When the doors finally opened, the crowd moved slowly and I had to work hard to be patient. When I got to Suzie’s room she said, “You just missed Dr. Rosenthal.” I sighed.

“Of course I did. I really wanted to hear what he had to say.”

“He just walked out. I can get him if you want,” one of the nurses said.

“Well, I don’t want to cause trouble.” The nurse grinned like she enjoyed bossing surgeons around.

“It’s no trouble at all,” she said and headed out the door.

“I think she likes causing trouble,” I said, ignoring the pressure monitor as much as possible. “How was your night?” Suzie filled me in on her long night until Dr. Rosenthal entered behind me.

“Hello, Mr. Ritchie.” He did not look even slightly annoyed.

“I’m sorry I missed you.”

“Not a problem. She’s doing great. Her pressure was never really an issue.
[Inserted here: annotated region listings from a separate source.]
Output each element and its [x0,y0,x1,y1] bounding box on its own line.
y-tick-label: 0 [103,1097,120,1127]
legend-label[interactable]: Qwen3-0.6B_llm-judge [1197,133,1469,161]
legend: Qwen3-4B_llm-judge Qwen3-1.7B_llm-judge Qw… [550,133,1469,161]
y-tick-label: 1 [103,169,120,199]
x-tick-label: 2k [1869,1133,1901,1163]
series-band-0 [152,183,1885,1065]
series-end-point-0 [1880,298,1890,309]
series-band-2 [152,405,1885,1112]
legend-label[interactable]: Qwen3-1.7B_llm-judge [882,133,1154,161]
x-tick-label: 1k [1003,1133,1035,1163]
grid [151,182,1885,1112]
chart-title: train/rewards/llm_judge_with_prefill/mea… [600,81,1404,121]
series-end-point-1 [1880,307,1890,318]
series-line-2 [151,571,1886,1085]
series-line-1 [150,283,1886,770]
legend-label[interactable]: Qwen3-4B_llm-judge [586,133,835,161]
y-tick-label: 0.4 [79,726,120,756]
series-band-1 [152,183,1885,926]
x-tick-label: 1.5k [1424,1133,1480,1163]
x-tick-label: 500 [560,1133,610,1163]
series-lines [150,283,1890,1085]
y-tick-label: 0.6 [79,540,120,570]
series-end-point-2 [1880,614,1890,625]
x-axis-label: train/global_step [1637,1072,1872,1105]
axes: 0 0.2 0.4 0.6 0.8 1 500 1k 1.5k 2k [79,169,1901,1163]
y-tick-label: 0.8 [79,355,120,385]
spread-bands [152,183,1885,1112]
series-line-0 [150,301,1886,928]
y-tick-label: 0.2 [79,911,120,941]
I think we can move her to a regular room tonight and I’ve ordered her breakfast.”

“That’s wonderful!” I said. Suzie beamed. “You think her speech is okay?”

“Well, let’s see,” he answered and put Suzie through a series of tongue twisters. She passed with flying colors. “Usually, in a case like this, when you lose something it’s gone for good. I can’t do any better than that!” His smile showed that he was thrilled with better results than he anticipated.

“Thank you so much,” I said and shook his hand before he whisked out the door.

“Wow,” I said to Suzie.

“Breakfast,” she said. “I’m starving!” Then her forehead wrinkled. “Oh no. I was going to ask him something.”


“When they changed the bandage this morning, I noticed there was a dent in my head.”

“A dent?”

“Yes. I guess it’s where they put the bone back together. But my hair is getting pushed the wrong way and it hurts.” She ran her hand over her head. The big bandage was gone and while silk tape covered the side of her head.

“Well, maybe I can catch him.”

“Do you think so?”

I headed out the door and into the hall before I flagged him down. I explained the situation as best as I could.

“Well,” he said and looked at the floor. “Let me put it this way.” He paused and looked up. “She’ll get used to it.” The pleased grin returned and he headed through the doors to surgery leaving me standing with my mouth open.

At the time, I had no idea what he meant.